Why? Because wrapping a TURN relay in TLS results in double encryption, which provides zero additional security for the media payload while adding unnecessary cryptographic latency.
By protocol design, all WebRTC media streams are mandated to be encrypted using SRTP (Secure Real-time Transport Protocol). The initial key exchange happens over DTLS. Therefore, the payload traversing the Coturn server is completely opaque; neither the relay server nor the ISP can intercept the audio or video. Wrapping this already-encrypted traffic in a secondary TLS tunnel solely to satisfy a checkbox creates administrative overhead (managing SSL certificates inside the Coturn container) for zero tangible security gain.
A Note on End-to-End Encryption (E2EE): It is important to note that standard DTLS provides hop-by-hop encryption (Client -> SFU -> Client). The SFU decrypts the outer transport layer to route the tracks. For true E2EE—where even the LiveKit server cannot read the media—Element Call utilizes SFrame (Secure Frame) or Insertable Streams. This encrypts the individual video frames before they enter the WebRTC transport layer, guaranteeing absolute mathematical privacy regardless of the transit path.
5. Securing the Perimeter: Application vs. Network Layer Authentication
A sovereign Matrix homeserver should be invisible to the public. In our stack, the Tuwunel Matrix backend is strictly locked behind a VPN, enforced by Traefik middlewares (vpn-only@docker). Yet, to function correctly, the LiveKit media ports and the lk-jwt-service must remain exposed to the public internet.
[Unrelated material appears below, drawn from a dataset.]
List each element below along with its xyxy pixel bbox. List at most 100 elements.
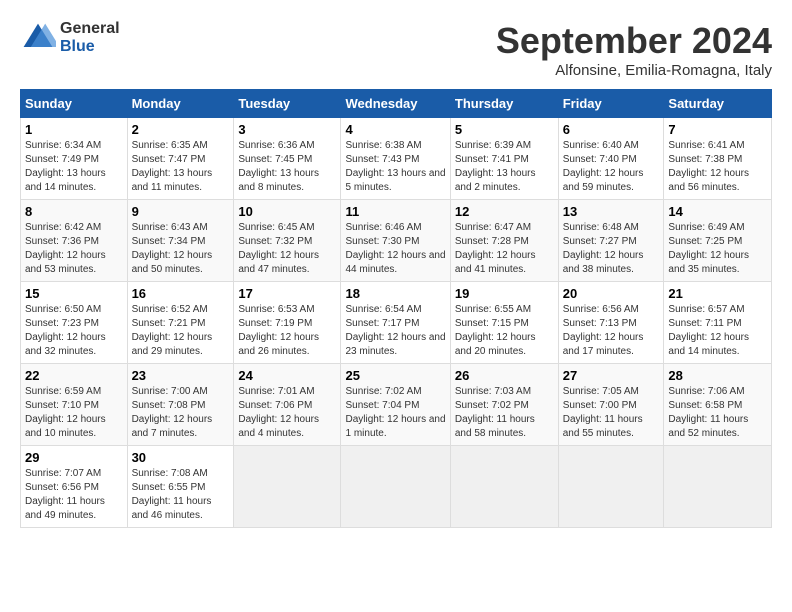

Does this public exposure compromise the VPN perimeter? No. The security simply shifts from the network layer to the application layer.
Here is the chain of cryptographic trust:
- A client connects to the secure VPN.
- They authenticate natively with the private Tuwunel Matrix homeserver.
- To join a voice/video channel, the client pings the public LiveKit JWT Service (
/sfu/get). - The JWT Service reaches out to the Tuwunel homeserver via the internal Docker network to validate the user’s Matrix access token.
- Because an external attacker cannot reach the VPN-locked Matrix server to acquire an access token in the first place, the JWT service immediately rejects their request.
- For valid users, a short-lived cryptographic JWT is issued, granting them access to the LiveKit SFU.
By exposing the media ports and token service publicly, we ensure that heavy, high-bandwidth UDP video traffic routes optimally across the open internet rather than bottlenecking inside the VPN tunnel, while absolute access control remains cryptographically anchored to the secure internal network.